The day through to the end. I drive home with my mind elsewhere. As I round the corner of trees, I find Carlisle's car parked next to my father's cruiser. He shouldn't be home from work yet, and my pulse hammers in my ears. A cold sweat of panic breaks out. I throw my truck into park and sprint into the house.

"Dad?!" I shout. Why would Carlisle's car be at my house unless something was wrong? "Dad?" I shout again. I slip on the accent rug and right myself as I race toward the stairs. "Dad-oof!" I'm suddenly bouncing backward. I haven't cleared the wall as I turned up the stairs and I'm dropping toward the floor. Cold hands catch me around my waist and I realize that it wasn't a wall at all-it was Carlisle. He stabilizes me as I look around frantically. His eyes are bleeding concern as he looks at me.

"Bella, is everything okay?"

"You tell me!" I say. My voice is high, hysteric. "My dad, is he-?" Carlisle's eyes shift to realization as I speak.

"Oh, Bella, Charlie is fine. I'm not here to tend to him," Carlisle tells me. I go slack with relief in his arms and lean the top of my head into his chest. He tips my chin up with one hand, the other still on my waist. "I promise you that if I'm ever tending to your father, you'll be the first person I call." I nod my head in agreement. Charlie calls out to me, his footsteps drawing closer. Carlisle and I both step back from each other, his hands dropping to his side, just as Charlie enters the entrance to the stairway. I throw my arms around Charlie in an infrequent show of affection and his arms circle around me unsurely.

"You alright, Bells?" he asks with a chuckle.

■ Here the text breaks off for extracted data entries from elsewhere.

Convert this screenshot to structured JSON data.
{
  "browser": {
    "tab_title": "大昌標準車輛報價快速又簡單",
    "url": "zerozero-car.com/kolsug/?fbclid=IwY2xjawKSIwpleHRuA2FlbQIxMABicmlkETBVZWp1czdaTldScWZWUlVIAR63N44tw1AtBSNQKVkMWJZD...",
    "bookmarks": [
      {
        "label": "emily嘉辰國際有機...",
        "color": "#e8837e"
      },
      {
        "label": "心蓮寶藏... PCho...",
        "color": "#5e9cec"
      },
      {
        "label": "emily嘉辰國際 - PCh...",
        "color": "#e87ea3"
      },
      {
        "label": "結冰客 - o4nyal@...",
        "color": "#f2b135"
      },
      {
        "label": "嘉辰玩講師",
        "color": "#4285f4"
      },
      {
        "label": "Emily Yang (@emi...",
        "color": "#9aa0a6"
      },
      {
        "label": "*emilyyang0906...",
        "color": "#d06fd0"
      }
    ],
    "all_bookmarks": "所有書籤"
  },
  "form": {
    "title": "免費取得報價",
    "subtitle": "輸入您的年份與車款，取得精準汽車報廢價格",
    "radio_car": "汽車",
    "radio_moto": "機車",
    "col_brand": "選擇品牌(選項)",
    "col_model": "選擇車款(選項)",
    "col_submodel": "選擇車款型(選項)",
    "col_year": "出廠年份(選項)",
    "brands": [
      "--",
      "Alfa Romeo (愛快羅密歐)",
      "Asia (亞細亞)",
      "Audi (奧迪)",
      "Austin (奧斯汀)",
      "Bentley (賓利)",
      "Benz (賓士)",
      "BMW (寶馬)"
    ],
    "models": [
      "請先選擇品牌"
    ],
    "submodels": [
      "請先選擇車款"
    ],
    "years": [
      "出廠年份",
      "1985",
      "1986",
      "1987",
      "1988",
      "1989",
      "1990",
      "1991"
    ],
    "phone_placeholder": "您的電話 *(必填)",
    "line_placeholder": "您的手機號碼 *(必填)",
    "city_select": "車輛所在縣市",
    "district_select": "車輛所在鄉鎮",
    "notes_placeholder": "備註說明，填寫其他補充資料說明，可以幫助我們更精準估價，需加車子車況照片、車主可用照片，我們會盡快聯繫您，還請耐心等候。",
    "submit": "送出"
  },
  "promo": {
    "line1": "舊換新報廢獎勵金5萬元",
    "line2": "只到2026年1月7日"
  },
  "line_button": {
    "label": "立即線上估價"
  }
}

"I thought something happened to you! Carlisle's car was here, and you didn't answer when I called for you," I explain. My voice is muffled into his plaid-clad shoulder. He places his hands on my shoulders and holds me out to see him. There is a twinkle in his eye, almost like he is touched by my concern.

"I'm fine, Bells. You know me, tunnel vision. I didn't hear you come in. Dr. Cullen here has agreed to help me with a case that came across my desk this morning."

"Dad, what have I told you about bringing work home?" I ask sternly, putting my hands on my hips. He chuckles again and rubs a hand on the back of his neck.

"Your father didn't want to pull me away from my patients, so I agreed to help him after hours. If you're going to scold anyone, scold me," Carlisle offers. We lock eyes again and I make a face at him, but there is no bite behind it. I'm still thinking about his hands on my waist, on my face, and how it didn't feel close to fatherly at all.